I just finished the first iteration of my first Elixir project. I’m still super new to all of this and would love feedback, pull requests, etc. The code is available here GitHub - nix2intel/builtwith: Builtwith API wrapper written in Elixir and the documentation is here on hex builtwith. I would love to know if I’m doing dumb things, if there are different ways I should approach the problems, etc. I love elixir so far but still trying to grok it as python has been my main programming language for years.
To start with, I’d use Req
and not HttpPoison
.
Also the Map.get
function calls you could just replace with pattern-matching IMO.
Maybe Req
is now the cool kid in town, however HttpPoison
is a battle-tested library that was long before req was created, I use it a lot even to this day. Personally I would just decouple the http client and have a default implementation with whatever is easier to use these days.
Could you describe more what this would look like in this case? right now it kind of looks like this:
Builtwith.make_request(domain: example.com bwpass: api_token_here)
and then it handles building the string in the backend in this case using httpoison. I just want to make sure i’m writing elixiy code and not python code in elixir
Are there any good resources you could point me to for pattern matching? This is a fairly new concept to me. I’d love to not have to do map finds in enum statements to get a map that I can pull out top level items from the json.

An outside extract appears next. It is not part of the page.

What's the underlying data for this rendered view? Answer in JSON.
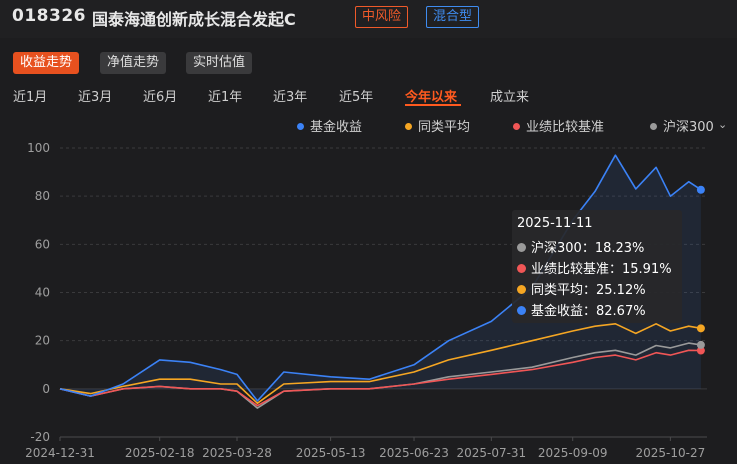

Just out of curiosity - what is your argument for one, not the other?
Instead of using HttpPoison
directly in your codebase, you can define a generic http client interface that is fully configurable.

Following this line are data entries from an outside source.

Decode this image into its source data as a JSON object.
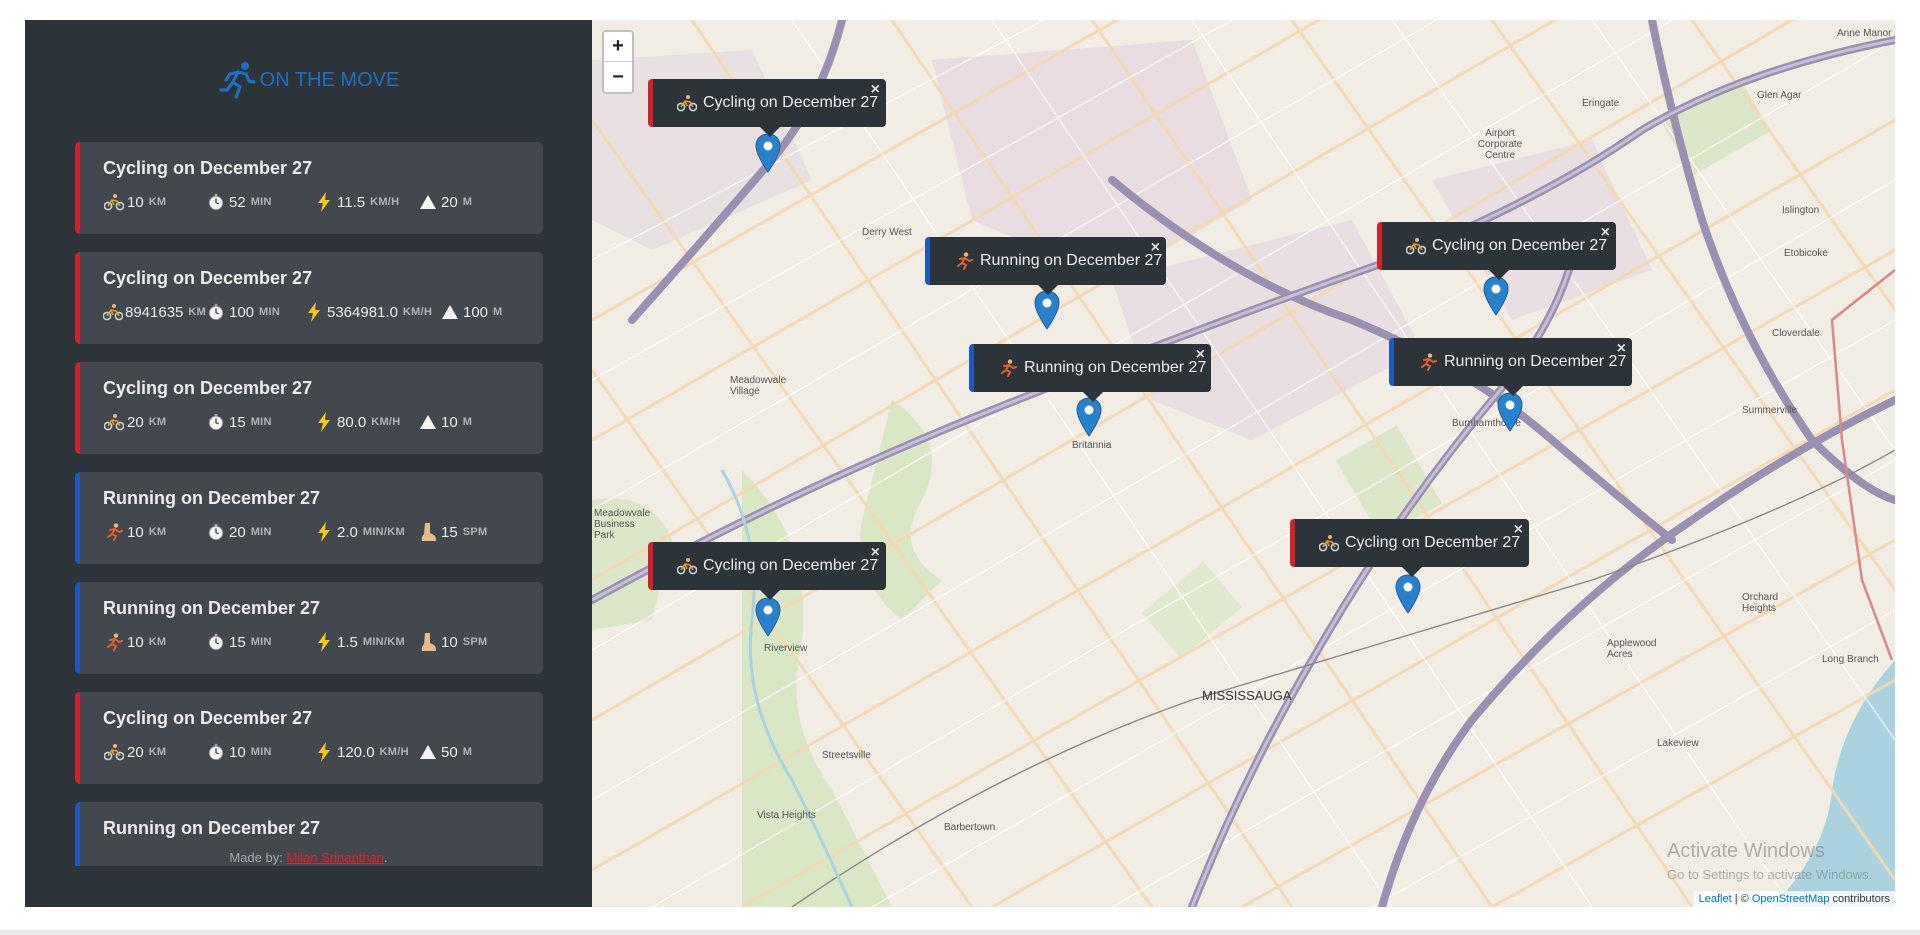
{
  "logo": {
    "text": "ON THE MOVE",
    "icon": "runner-icon",
    "color": "#1e6fc1"
  },
  "workouts": [
    {
      "type": "cycling",
      "title": "Cycling on December 27",
      "distance": "10",
      "duration": "52",
      "speed": "11.5",
      "speed_unit": "km/h",
      "extra": "20",
      "extra_unit": "m",
      "extra_icon": "elevation-icon"
    },
    {
      "type": "cycling",
      "title": "Cycling on December 27",
      "distance": "8941635",
      "duration": "100",
      "speed": "5364981.0",
      "speed_unit": "km/h",
      "extra": "100",
      "extra_unit": "m",
      "extra_icon": "elevation-icon"
    },
    {
      "type": "cycling",
      "title": "Cycling on December 27",
      "distance": "20",
      "duration": "15",
      "speed": "80.0",
      "speed_unit": "km/h",
      "extra": "10",
      "extra_unit": "m",
      "extra_icon": "elevation-icon"
    },
    {
      "type": "running",
      "title": "Running on December 27",
      "distance": "10",
      "duration": "20",
      "speed": "2.0",
      "speed_unit": "min/km",
      "extra": "15",
      "extra_unit": "spm",
      "extra_icon": "foot-icon"
    },
    {
      "type": "running",
      "title": "Running on December 27",
      "distance": "10",
      "duration": "15",
      "speed": "1.5",
      "speed_unit": "min/km",
      "extra": "10",
      "extra_unit": "spm",
      "extra_icon": "foot-icon"
    },
    {
      "type": "cycling",
      "title": "Cycling on December 27",
      "distance": "20",
      "duration": "10",
      "speed": "120.0",
      "speed_unit": "km/h",
      "extra": "50",
      "extra_unit": "m",
      "extra_icon": "elevation-icon"
    },
    {
      "type": "running",
      "title": "Running on December 27",
      "distance": "",
      "duration": "",
      "speed": "",
      "speed_unit": "",
      "extra": "",
      "extra_unit": "",
      "extra_icon": "foot-icon"
    }
  ],
  "units": {
    "distance": "km",
    "duration": "min"
  },
  "footer": {
    "prefix": "Made by: ",
    "author": "Milan Srinanthan",
    "suffix": "."
  },
  "map": {
    "zoom_in": "+",
    "zoom_out": "−",
    "popups": [
      {
        "type": "cycling",
        "text": "Cycling on December 27"
      },
      {
        "type": "running",
        "text": "Running on December 27"
      },
      {
        "type": "cycling",
        "text": "Cycling on December 27"
      },
      {
        "type": "running",
        "text": "Running on December 27"
      },
      {
        "type": "running",
        "text": "Running on December 27"
      },
      {
        "type": "cycling",
        "text": "Cycling on December 27"
      },
      {
        "type": "cycling",
        "text": "Cycling on December 27"
      }
    ],
    "close_glyph": "×",
    "labels": [
      "MISSISSAUGA",
      "Britannia",
      "Riverview",
      "Meadowvale Village",
      "Derry West",
      "Streetsville",
      "Vista Heights",
      "Barbertown",
      "Burnhamthorpe",
      "Summerville",
      "Islington",
      "Eringate",
      "Glen Agar",
      "Cloverdale",
      "Applewood Acres",
      "Lakeview",
      "Orchard Heights",
      "Long Branch",
      "Airport Corporate Centre",
      "Anne Manor",
      "Etobicoke",
      "Meadowvale Business Park"
    ],
    "attribution": {
      "leaflet": "Leaflet",
      "sep": " | © ",
      "osm": "OpenStreetMap",
      "suffix": " contributors"
    },
    "watermark": {
      "title": "Activate Windows",
      "subtitle": "Go to Settings to activate Windows."
    }
  },
  "colors": {
    "cycling": "#d1222b",
    "running": "#1b58c2",
    "sidebar": "#2d3439",
    "card": "#42484d"
  }
}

Here is an example of a interface: lib/ssl_moon/network/http/http_client.ex · main · SSL MOON / SSL MOON · GitLab
And implementation: lib/ssl_moon/network/http/http_client_impl.ex · main · SSL MOON / SSL MOON · GitLab
If you plan on using that code, don’t mind the logic related to redirects as that is irrelevant in your case.
on the topic of pattern matching, from the docs:
https://hexdocs.pm/elixir/pattern-matching.html
And personally, I really like this source as well:
AFAIK it’s not advisable to check in the doc
directory. It is ignored by the .gitignore
generated by ElixirLS; gitignore/Elixir.gitignore at main · github/gitignore · GitHub.
Some other general feedback (not Elixir specific, hope that’s ok):
Improve names
- Method names like
make_request
can feel obvious in the moment you are writing the code, but don’t truly communicate what they are doing. Instead, considerlookup_by_domain
.
Do one thing
- Most of the
get_
methods are doing more than one thing, for example:
def get_subdomains(builtwithjson) do
get_results(builtwithjson)
|> Enum.find(fn map -> Map.has_key?(map, "Result") end)
|> case do
nil ->
nil
subdomains ->
Map.get(subdomains, "Result")
|> Map.get("Paths")
|> Enum.map(fn x -> Map.get(x, "SubDomain") end)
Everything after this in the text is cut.